AMY BAINBRIDGE:
Petrol prices are plunging but there are still huge variations in what you pay depending on where you live. But moves are afoot to make the market more transparent.
Bruce Billson is the minister responsible for competition and consumer affairs. He's given the ACCC greater powers to produce its fuel price monitoring report quarterly rather than annually and conduct four investigations a year into specific markets.
MINISTER BILLSON:
It's a closer examination of pricing and margins, of supply impacts, of even the state of competition in particular markets.
We’ve seen even within capital cities as the price of oil's come down, the price at the bowser has come down more quickly in some capital cities than others.

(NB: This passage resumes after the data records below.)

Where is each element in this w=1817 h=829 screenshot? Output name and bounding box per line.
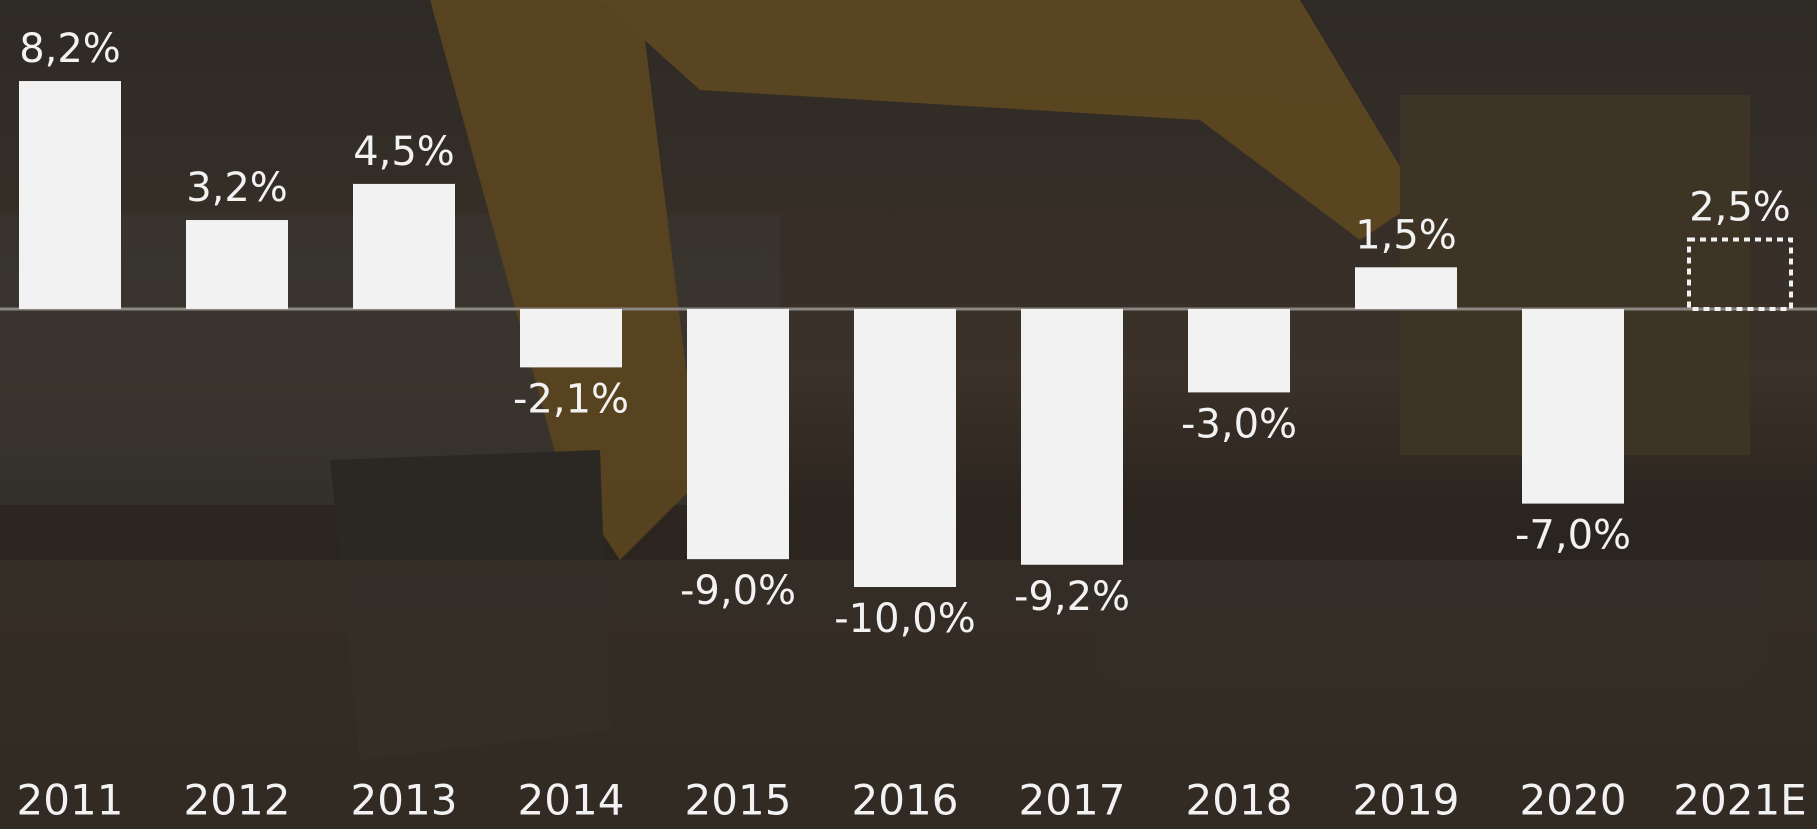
value-label: 8,2%: [19, 26, 121, 72]
page: {"chart_data": {"type": "bar", "categori…: [0, 0, 1817, 829]
x-tick-label: 2018: [1186, 776, 1293, 825]
x-tick-label: 2017: [1019, 776, 1126, 825]
value-label: 3,2%: [186, 165, 288, 211]
x-tick-label: 2014: [518, 776, 625, 825]
bar: [353, 184, 455, 309]
bar: [19, 81, 121, 309]
bar: [854, 309, 956, 587]
x-tick-label: 2019: [1353, 776, 1460, 825]
value-label: -7,0%: [1515, 513, 1631, 559]
bar: [1188, 309, 1290, 392]
value-label: 1,5%: [1355, 212, 1457, 258]
value-label: 2,5%: [1689, 185, 1791, 231]
x-tick-label: 2021E: [1673, 776, 1806, 825]
bar: [1355, 267, 1457, 309]
x-tick-label: 2012: [184, 776, 291, 825]
x-tick-label: 2011: [17, 776, 124, 825]
value-label: -9,2%: [1014, 574, 1130, 620]
bar: [1021, 309, 1123, 565]
chart: 8,2% 2011 3,2% 2012 4,5% 2013 -2,1% 2014 -9,0% 20…: [0, 0, 1817, 829]
bar: [1522, 309, 1624, 504]
x-tick-label: 2013: [351, 776, 458, 825]
bar: [186, 220, 288, 309]
x-tick-label: 2015: [685, 776, 792, 825]
bar: [687, 309, 789, 559]
value-label: -9,0%: [680, 568, 796, 614]
x-tick-label: 2016: [852, 776, 959, 825]
value-label: -10,0%: [834, 596, 976, 642]
bar: [520, 309, 622, 367]
value-label: -2,1%: [513, 376, 629, 422]
x-tick-label: 2020: [1520, 776, 1627, 825]
value-label: -3,0%: [1181, 401, 1297, 447]
value-label: 4,5%: [353, 129, 455, 175]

In other areas we've seen LPG prices, the Saudi benchmark is used to price LPG, as soon as the Saudi bench price goes up, and miraculously LPG prices go up pretty quickly. When the benchmark price comes down there's a bit of a lag.
And these are things that we need to more closely examine.
AMY BAINBRIDGE:
There have been price drops because of the global oil price, yet there's still huge discrepancies say between somewhere like Darwin and Canberra compared to Melbourne and Sydney. Do we just put that down to market forces at play, or is there something more sinister at play?
MINISTER BILLSON:
In some areas we just don't know and that is why this new power has been given to the ACCC. Even in some regional centres, about the same distance out of the capital cities, same distance from terminals, no great variation in the volume sold, but quite a difference in the price that motorists are charged. Now we need to understand what's at play there.
AMY BAINBRIDGE:
Ultimately, the new investigations could lead to more enforcement action.
BRUCE BILLSON:
This direction that I've given the ACCC gives them the power to demand information, to be able to peel back the onion to find out what's really going on and whether there is a case for further intervention or use of the commission's broader enforcement powers.
AMY BAINBRIDGE:
The ACCC has a case in the Federal Court against five major fuel retailers, alleging they used a service called Informed Sources to share price information.